Ognissanti: una festa per tutti i santi

Questa festa di tutti i santi è molto più antica della definizione di devozione ai santi nel XVI secolo e persino più antica del processo di canonizzazione nel XII secolo. Infatti, anche prima della canonizzazione da parte del Papa, c'erano forme di canonizzazione più o meno decentralizzate da parte delle diverse comunità cristiane. Così, la festa di Ognissanti risale al V secolo. In questo momento la data non è ancora fissata universalmente, si celebra generalmente intorno alla Pasqua come avviene in Siria o Roma.

Il 13 maggio 610 Papa Bonifacio IV consacrò la trasformazione del Pantheon romano in un santuario cristiano con il nome di Chiesa di Sainte-Marie-et-des-Martyrs: il 13 maggio diventa così la data ufficiale di Ognissanti.

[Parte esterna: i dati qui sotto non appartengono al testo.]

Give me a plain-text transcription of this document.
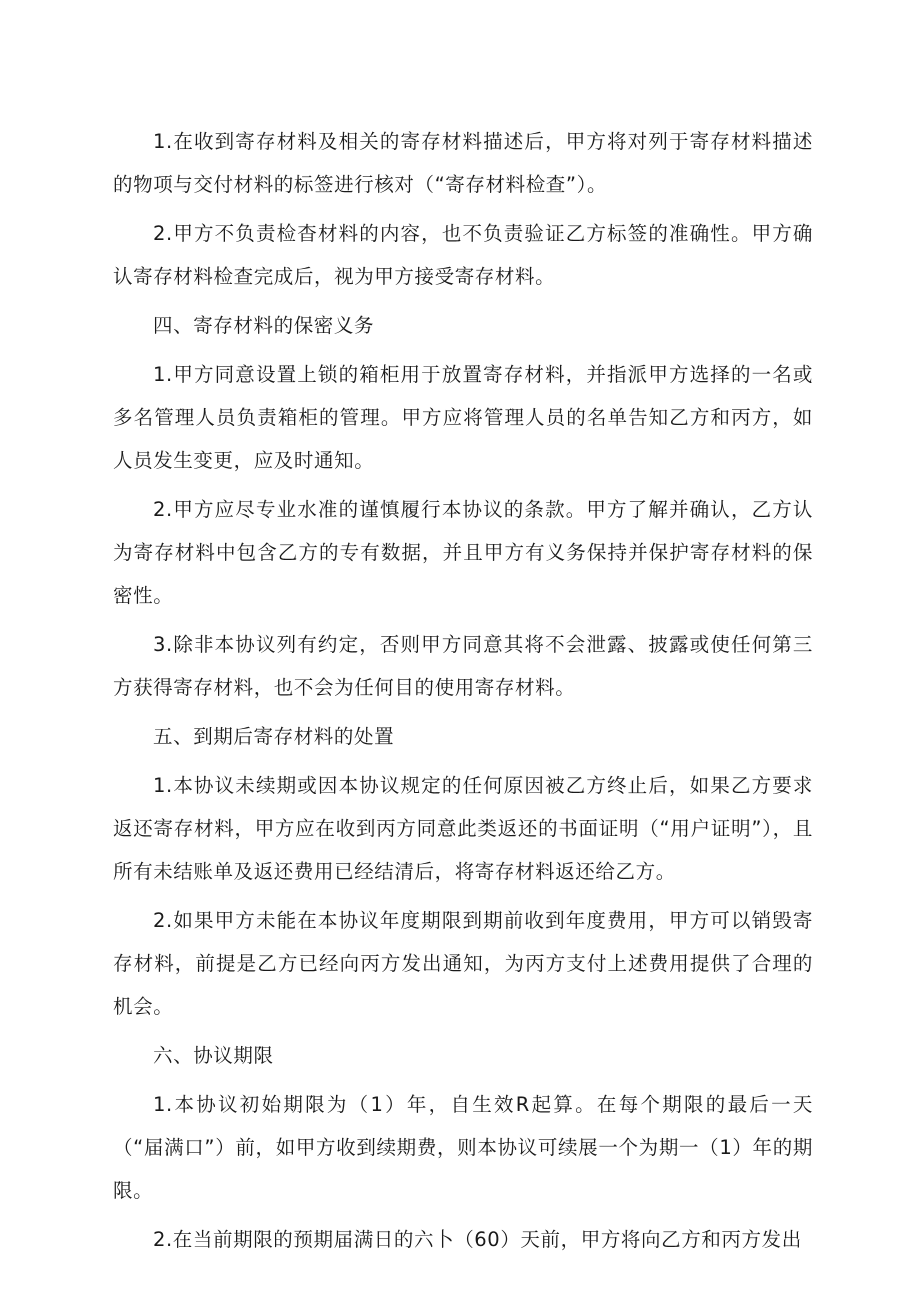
1.在收到寄存材料及相关的寄存材料描述后，甲方将对列于寄存材料描述的物项与交付材料的标签进行核对（“寄存材料检查”）。

2.甲方不负责检杳材料的内容，也不负责验证乙方标签的准确性。甲方确认寄存材料检查完成后，视为甲方接受寄存材料。

四、寄存材料的保密义务

1.甲方同意设置上锁的箱柜用于放置寄存材料，并指派甲方选择的一名或多名管理人员负责箱柜的管理。甲方应将管理人员的名单告知乙方和丙方，如人员发生变更，应及时通知。

2.甲方应尽专业水准的谨慎履行本协议的条款。甲方了解并确认，乙方认为寄存材料中包含乙方的专有数据，并且甲方有义务保持并保护寄存材料的保密性。

3.除非本协议列有约定，否则甲方同意其将不会泄露、披露或使任何第三方获得寄存材料，也不会为任何目的使用寄存材料。

五、到期后寄存材料的处置

1.本协议未续期或因本协议规定的任何原因被乙方终止后，如果乙方要求返还寄存材料，甲方应在收到丙方同意此类返还的书面证明（“用户证明”），且所有未结账单及返还费用已经结清后，将寄存材料返还给乙方。

2.如果甲方未能在本协议年度期限到期前收到年度费用，甲方可以销毁寄存材料，前提是乙方已经向丙方发出通知，为丙方支付上述费用提供了合理的机会。

六、协议期限

1.本协议初始期限为（1）年，自生效R起算。在每个期限的最后一天（“届满口”）前，如甲方收到续期费，则本协议可续展一个为期一（1）年的期限。

2.在当前期限的预期届满日的六卜（60）天前，甲方将向乙方和丙方发出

C'è ancora un dibattito da sapere da quando fu adottata la data del 1 novembre: alcuni ritengono che questa data sia stata fissata già nell'VIII secolo da Papa Gregorio III durante la dedicazione di una cappella dedicata a tutti i santi a Basilica di San Pietro a Roma; per altri la data non è fissata fino all'830 quando papa Gregorio IV ordina l'universalità di questa festa che è quindi comune a tutta la cristianità.

In Francia, il giorno di Ognissanti è un giorno festivo dal Concordato del 1801, a differenza della festa dei morti che si svolge il giorno successivo. Per questo motivo, i credenti tendono a fare nel giorno di Ognissanti ciò che dovrebbe essere fatto tradizionalmente nel giorno dei morti, come visitare i cimiteri con i defunti.

Per ulteriori

- Feste cristiane: Storia, significato e tradizioni, di Edith Momméja. EDB 2012.